Smartphones have had a profound impact on our lives (chances are that you’d be reading this on one right now). However, they are now widely being regarded as having reached the top of their S curve and changes in smartphones in the last couple of years have been more incremental than disruptive. AI, Machine Learning, Virtual and Mixed Reality are the most popular buzzwords in a discussion on the next big thing. In one such conversation at the lunch table today, we were discussing about voice interfaces and how they are getting better and popular of late. I have had the chance to be using the Amazon Echo for a few months now and thought of penning down my experience with voice interfaces. Where do they score over the visual interface (say the smartphone touch screen) and where do they lose out?

Image Source: Amazon.com

Voice recognition has made tremendous improvements and this technology has really become usable of late. Improvement in accuracy of recognition makes exponential difference in the experience (90% vs 95% accuracy makes a huge difference). In my experience with the Echo with an Indian English accent, the accuracy has not been at a level to offer a frustration free experience all the time. It gets a full command right about 7 in 10 times, while the accuracy of recognizing individual words may be closer to 90% (Google works better for me). However, this is one area that is bound to keep getting better.

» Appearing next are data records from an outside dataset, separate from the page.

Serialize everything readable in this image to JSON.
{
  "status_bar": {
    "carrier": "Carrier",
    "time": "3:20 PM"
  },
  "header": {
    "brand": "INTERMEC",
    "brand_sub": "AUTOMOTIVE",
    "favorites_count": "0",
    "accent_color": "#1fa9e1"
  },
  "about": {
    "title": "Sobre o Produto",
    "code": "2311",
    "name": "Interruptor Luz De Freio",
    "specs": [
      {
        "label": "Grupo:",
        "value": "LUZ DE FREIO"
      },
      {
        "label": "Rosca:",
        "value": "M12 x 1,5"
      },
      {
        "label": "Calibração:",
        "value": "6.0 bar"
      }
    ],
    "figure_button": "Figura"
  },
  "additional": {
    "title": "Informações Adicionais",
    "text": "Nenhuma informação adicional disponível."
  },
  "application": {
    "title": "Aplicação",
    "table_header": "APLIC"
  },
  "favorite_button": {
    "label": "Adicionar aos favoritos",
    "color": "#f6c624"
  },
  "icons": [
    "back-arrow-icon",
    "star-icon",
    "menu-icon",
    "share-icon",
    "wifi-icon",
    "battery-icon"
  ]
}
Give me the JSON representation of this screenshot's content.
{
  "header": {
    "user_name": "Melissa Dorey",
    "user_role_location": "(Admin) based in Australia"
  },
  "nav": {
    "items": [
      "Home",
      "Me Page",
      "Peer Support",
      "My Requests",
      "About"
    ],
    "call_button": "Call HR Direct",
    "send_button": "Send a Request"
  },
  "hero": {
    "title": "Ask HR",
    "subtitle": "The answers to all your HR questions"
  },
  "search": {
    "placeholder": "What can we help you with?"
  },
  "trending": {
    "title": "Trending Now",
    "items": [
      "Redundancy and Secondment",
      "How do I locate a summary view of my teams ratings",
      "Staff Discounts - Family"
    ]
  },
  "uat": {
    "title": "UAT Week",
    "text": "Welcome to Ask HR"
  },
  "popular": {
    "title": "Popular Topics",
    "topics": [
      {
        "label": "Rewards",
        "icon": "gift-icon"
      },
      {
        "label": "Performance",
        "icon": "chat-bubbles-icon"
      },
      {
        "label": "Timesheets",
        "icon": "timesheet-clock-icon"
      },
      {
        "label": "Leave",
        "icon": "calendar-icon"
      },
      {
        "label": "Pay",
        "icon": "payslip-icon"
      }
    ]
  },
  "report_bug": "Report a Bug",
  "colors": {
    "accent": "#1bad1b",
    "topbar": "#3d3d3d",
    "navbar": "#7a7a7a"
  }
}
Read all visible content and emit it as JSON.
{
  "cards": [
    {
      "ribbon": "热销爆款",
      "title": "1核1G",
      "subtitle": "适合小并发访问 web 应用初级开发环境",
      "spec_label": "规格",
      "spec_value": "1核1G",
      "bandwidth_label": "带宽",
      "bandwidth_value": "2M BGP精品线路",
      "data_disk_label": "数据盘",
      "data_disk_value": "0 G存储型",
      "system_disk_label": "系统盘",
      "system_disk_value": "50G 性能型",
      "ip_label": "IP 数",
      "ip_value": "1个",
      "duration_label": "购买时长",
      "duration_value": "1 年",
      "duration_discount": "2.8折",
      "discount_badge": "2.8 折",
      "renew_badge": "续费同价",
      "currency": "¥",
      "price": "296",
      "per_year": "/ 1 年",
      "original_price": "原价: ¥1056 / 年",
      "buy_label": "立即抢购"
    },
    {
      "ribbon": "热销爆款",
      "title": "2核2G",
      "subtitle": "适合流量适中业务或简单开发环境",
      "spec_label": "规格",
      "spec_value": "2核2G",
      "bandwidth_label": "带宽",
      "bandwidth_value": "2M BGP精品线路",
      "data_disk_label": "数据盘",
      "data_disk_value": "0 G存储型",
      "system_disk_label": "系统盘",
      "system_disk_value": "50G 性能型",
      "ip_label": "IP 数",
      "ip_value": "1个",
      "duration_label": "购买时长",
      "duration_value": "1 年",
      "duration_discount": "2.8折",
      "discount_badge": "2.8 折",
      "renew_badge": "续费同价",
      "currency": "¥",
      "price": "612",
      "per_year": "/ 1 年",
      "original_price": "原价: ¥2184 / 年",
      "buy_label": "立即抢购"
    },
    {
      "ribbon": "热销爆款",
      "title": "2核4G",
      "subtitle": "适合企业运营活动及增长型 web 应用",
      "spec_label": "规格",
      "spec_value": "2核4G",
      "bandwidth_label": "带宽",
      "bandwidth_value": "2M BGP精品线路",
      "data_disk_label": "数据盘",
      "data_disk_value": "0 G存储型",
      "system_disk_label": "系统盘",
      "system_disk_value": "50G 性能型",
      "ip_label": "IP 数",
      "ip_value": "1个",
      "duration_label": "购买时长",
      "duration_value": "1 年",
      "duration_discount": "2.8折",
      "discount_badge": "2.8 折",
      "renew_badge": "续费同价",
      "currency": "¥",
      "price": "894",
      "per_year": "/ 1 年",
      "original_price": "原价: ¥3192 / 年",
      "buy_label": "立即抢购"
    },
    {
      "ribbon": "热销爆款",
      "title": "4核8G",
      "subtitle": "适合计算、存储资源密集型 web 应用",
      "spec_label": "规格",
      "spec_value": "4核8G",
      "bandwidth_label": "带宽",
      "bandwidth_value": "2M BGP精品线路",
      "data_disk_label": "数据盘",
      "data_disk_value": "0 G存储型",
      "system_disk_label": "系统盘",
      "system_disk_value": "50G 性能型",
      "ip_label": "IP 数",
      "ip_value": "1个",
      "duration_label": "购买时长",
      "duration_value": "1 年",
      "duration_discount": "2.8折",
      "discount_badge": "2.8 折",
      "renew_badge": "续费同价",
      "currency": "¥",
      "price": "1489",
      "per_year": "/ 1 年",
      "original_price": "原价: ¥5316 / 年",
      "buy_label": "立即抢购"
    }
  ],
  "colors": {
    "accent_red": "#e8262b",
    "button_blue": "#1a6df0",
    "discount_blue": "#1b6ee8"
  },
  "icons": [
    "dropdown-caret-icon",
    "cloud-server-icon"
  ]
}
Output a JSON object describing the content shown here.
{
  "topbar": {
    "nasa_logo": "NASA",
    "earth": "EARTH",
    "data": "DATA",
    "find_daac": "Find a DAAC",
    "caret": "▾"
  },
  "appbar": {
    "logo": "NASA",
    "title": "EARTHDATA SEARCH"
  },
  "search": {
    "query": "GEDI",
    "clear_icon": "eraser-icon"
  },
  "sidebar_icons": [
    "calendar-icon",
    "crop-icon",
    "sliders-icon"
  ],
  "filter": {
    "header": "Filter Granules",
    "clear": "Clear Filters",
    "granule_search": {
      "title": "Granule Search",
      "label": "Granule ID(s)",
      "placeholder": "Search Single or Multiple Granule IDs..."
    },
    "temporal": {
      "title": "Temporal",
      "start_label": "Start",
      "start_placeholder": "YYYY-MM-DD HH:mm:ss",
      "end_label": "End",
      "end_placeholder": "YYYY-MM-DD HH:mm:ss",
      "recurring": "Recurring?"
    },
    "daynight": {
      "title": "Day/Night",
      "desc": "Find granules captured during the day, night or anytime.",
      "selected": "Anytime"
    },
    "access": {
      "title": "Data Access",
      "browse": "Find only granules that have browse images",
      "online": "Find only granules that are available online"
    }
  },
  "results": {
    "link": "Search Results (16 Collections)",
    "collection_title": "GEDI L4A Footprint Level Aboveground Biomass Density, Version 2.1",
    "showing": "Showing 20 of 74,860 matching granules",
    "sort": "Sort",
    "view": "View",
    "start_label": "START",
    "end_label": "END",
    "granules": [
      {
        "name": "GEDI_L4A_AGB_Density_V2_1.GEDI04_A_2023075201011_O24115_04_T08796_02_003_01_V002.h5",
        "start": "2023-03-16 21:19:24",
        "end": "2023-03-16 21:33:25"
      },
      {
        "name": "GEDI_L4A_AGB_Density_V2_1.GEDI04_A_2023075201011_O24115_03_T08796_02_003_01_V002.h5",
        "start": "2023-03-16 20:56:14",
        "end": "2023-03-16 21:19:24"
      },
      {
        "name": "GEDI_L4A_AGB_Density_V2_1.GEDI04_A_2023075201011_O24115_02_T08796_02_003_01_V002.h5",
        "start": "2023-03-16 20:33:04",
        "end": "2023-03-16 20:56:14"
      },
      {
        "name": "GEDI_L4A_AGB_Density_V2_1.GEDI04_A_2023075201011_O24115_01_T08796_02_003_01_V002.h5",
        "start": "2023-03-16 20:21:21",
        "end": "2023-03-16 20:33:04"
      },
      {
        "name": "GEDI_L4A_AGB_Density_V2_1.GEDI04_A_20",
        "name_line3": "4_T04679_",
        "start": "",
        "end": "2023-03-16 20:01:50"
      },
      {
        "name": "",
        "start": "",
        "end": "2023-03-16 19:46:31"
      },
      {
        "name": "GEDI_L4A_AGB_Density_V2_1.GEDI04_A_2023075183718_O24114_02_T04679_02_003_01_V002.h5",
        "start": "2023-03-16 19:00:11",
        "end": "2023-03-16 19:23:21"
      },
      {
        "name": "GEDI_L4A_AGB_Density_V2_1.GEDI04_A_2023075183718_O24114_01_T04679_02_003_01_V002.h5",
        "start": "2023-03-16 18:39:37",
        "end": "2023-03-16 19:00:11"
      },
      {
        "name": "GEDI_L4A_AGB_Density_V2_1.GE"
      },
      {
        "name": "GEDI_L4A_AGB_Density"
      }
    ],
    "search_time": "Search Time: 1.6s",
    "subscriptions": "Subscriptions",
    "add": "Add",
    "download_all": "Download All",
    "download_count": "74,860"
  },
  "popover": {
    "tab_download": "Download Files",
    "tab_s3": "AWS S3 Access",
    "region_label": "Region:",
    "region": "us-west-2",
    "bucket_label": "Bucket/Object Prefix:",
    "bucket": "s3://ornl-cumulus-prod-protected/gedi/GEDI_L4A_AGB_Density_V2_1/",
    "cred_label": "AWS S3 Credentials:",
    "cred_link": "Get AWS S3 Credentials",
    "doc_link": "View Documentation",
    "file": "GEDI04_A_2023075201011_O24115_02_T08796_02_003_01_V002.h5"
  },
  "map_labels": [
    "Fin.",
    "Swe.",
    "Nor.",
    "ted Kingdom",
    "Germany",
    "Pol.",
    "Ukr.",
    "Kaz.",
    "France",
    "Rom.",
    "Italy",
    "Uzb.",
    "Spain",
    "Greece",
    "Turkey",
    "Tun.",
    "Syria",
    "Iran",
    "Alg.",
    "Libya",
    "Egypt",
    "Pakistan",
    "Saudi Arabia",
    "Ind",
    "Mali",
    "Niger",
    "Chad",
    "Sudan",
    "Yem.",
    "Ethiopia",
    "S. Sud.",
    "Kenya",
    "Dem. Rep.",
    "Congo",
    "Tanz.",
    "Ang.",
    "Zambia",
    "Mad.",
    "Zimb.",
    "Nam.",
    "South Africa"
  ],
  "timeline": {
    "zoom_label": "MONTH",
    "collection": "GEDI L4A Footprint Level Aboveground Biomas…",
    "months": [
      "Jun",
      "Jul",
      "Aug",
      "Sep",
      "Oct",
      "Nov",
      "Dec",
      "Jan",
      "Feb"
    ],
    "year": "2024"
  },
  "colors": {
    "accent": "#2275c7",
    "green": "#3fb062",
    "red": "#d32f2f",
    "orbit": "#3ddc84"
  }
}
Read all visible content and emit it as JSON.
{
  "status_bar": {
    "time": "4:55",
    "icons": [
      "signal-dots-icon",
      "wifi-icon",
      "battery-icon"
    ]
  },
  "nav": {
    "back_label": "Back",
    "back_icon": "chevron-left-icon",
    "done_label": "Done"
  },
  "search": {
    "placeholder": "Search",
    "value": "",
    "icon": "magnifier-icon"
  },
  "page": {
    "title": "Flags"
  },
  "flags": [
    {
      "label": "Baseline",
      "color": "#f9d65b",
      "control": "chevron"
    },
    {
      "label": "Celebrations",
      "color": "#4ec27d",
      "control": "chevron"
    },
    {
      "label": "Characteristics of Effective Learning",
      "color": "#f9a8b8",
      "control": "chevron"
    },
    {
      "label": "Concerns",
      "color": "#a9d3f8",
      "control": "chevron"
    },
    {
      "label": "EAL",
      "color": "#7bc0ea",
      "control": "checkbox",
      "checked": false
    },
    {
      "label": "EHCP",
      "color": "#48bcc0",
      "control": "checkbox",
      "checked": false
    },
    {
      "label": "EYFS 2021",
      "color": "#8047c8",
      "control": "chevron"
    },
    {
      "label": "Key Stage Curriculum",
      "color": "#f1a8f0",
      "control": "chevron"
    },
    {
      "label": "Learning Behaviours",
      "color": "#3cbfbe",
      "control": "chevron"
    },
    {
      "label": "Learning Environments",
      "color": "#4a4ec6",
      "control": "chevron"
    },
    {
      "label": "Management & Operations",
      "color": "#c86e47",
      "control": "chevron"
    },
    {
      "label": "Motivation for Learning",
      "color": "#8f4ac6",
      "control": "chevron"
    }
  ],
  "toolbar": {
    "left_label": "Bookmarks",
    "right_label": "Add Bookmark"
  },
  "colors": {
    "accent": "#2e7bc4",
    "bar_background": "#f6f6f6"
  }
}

Voice interface is better than a visual interface for doing repetitive tasks. Tasks that don’t require back and forth, where you know what you intend to do and don’t need to put a lot of thought to it. For instance: setting a timer in the kitchen, ordering a pack of blades for your razor, ringing your phone when you can’t find it, etc. You can do these tasks in a hands free manner, while doing something else in parallel.

However, visual interfaces score over voice in many ways:

  1. Voice commands are not ideal in a public setting. They work well in the context of your house or car, but not in a meeting room or office.
  2. Your eyes seem to have a higher priority thread to your brain than your ears. Think why people close their eyes when they meditate, sing or listen to music. Don’t know the innards of the nervous system as such, but I guess it is much harder for the brain to ignore what the eyes are telling vs. what the ears are.
  3. Visual information persists and can be consumed by you at varying speed without having to convey a command to anyone externally. A voice narration goes on linearly and if you miss a portion of it, you’d need to do something to pass this feedback. Even though the interfaces will evolve, controlling your own reading will always be faster and easier than controlling an external device emitting sound.
  4. A picture can say a thousand words. Similarly, much more information can be communicated in one screen view of a smartphone screen than what a voice interface can communicate in a few seconds. Hence, doing back and forth on a voice interface is tedious.

Devices like Amazon Echo and Google Home are becoming mainstream. Google, Siri, Alexa could be one of the most frequently spoken words soon. However, the visual interface ain’t going away anywhere. It will be interesting to see how these two formats merge and how MR scales up. Keep your eyes and ears open!

--

--